Yuntian9708 commented 1 year ago

From my understanding, the object of InfoNCE is to classify the query and corresponding positive key into one class. In the example you mentioned above, the A and A+ should be classified into one class, B+ and B should be classified into another one class. A+ should be augmented from A. Since contrastive learning is one type of self-supervised learning, it seems we can not just define A and B are similar samples based on label information. I suggest you to read the pseudocode of InfoNCE in the MoCo paper. Did I understand your question clearly?

Yarmohamadshr commented 1 year ago

Hi, I have a question. This library still works? I install it in Google colab, but then when I want to import it, gives me the error that the modular does not exist. Can you help me with that?
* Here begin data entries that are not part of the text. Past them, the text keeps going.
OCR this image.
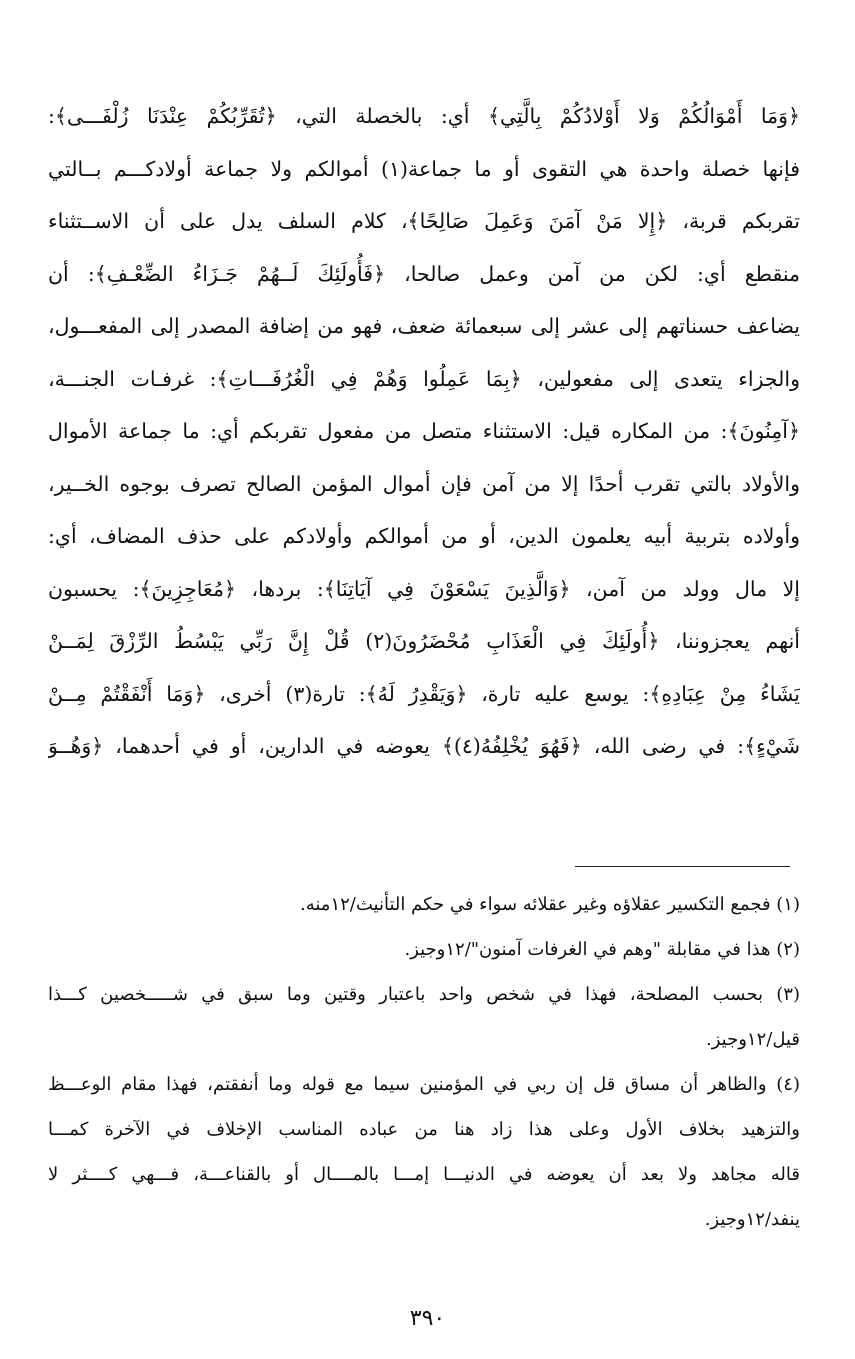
﴿وَمَا أَمْوَالُكُمْ وَلا أَوْلادُكُمْ بِالَّتِي﴾ أي: بالخصلة التي، ﴿تُقَرِّبُكُمْ عِنْدَنَا زُلْفَـــى﴾:
فإنها خصلة واحدة هي التقوى أو ما جماعة(١) أموالكم ولا جماعة أولادكـــم بــالتي
تقربكم قربة، ﴿إِلا مَنْ آمَنَ وَعَمِلَ صَالِحًا﴾، كلام السلف يدل على أن الاســتثناء
منقطع أي: لكن من آمن وعمل صالحا، ﴿فَأُولَئِكَ لَــهُمْ جَـزَاءُ الضِّعْـفِ﴾: أن
يضاعف حسناتهم إلى عشر إلى سبعمائة ضعف، فهو من إضافة المصدر إلى المفعـــول،
والجزاء يتعدى إلى مفعولين، ﴿بِمَا عَمِلُوا وَهُمْ فِي الْغُرُفَـــاتِ﴾: غرفـات الجنـــة،
﴿آمِنُونَ﴾: من المكاره قيل: الاستثناء متصل من مفعول تقربكم أي: ما جماعة الأموال
والأولاد بالتي تقرب أحدًا إلا من آمن فإن أموال المؤمن الصالح تصرف بوجوه الخــير،
وأولاده بتربية أبيه يعلمون الدين، أو من أموالكم وأولادكم على حذف المضاف، أي:
إلا مال وولد من آمن، ﴿وَالَّذِينَ يَسْعَوْنَ فِي آيَاتِنَا﴾: بردها، ﴿مُعَاجِزِينَ﴾: يحسبون
أنهم يعجزوننا، ﴿أُولَئِكَ فِي الْعَذَابِ مُحْضَرُونَ(٢) قُلْ إِنَّ رَبِّي يَبْسُطُ الرِّزْقَ لِمَــنْ
يَشَاءُ مِنْ عِبَادِهِ﴾: يوسع عليه تارة، ﴿وَيَقْدِرُ لَهُ﴾: تارة(٣) أخرى، ﴿وَمَا أَنْفَقْتُمْ مِــنْ
شَيْءٍ﴾: في رضى الله، ﴿فَهُوَ يُخْلِفُهُ(٤)﴾ يعوضه في الدارين، أو في أحدهما، ﴿وَهُــوَ
(١) فجمع التكسير عقلاؤه وغير عقلائه سواء في حكم التأنيث/١٢منه.
(٢) هذا في مقابلة "وهم في الغرفات آمنون"/١٢وجيز.
(٣) بحسب المصلحة، فهذا في شخص واحد باعتبار وقتين وما سبق في شـــــخصين كـــذا
قيل/١٢وجيز.
(٤) والظاهر أن مساق قل إن ربي في المؤمنين سيما مع قوله وما أنفقتم، فهذا مقام الوعـــظ
والتزهيد بخلاف الأول وعلى هذا زاد هنا من عباده المناسب الإخلاف في الآخرة كمـــا
قاله مجاهد ولا بعد أن يعوضه في الدنيـــا إمـــا بالمــــال أو بالقناعـــة، فـــهي كــــثر لا
ينفد/١٢وجيز.
٣٩٠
ModuleNotFoundError: No module named 'info_nce_pytorch'

RElbers commented 1 year ago

Hi. I'm not sure why it doesn't work for you, but it still works for me. Do you use !pip install info_nce_pytorch to install it in colab? After you installed it, the import is just import info_nce without the _pytorch part.

Yarmohamadshr commented 1 year ago

Good morning. Thank you for the help, yes now it works, I restart the runtime and did it again, I have another question. I have two columns of text, the first column is a request, and the second is the answer to that request. To train my model on this loss function, how should I send the embeddings to this loss? This query you mentioned should just be one embedding for one column of text? I want to train the model, so for the future new description predict the relevant answer.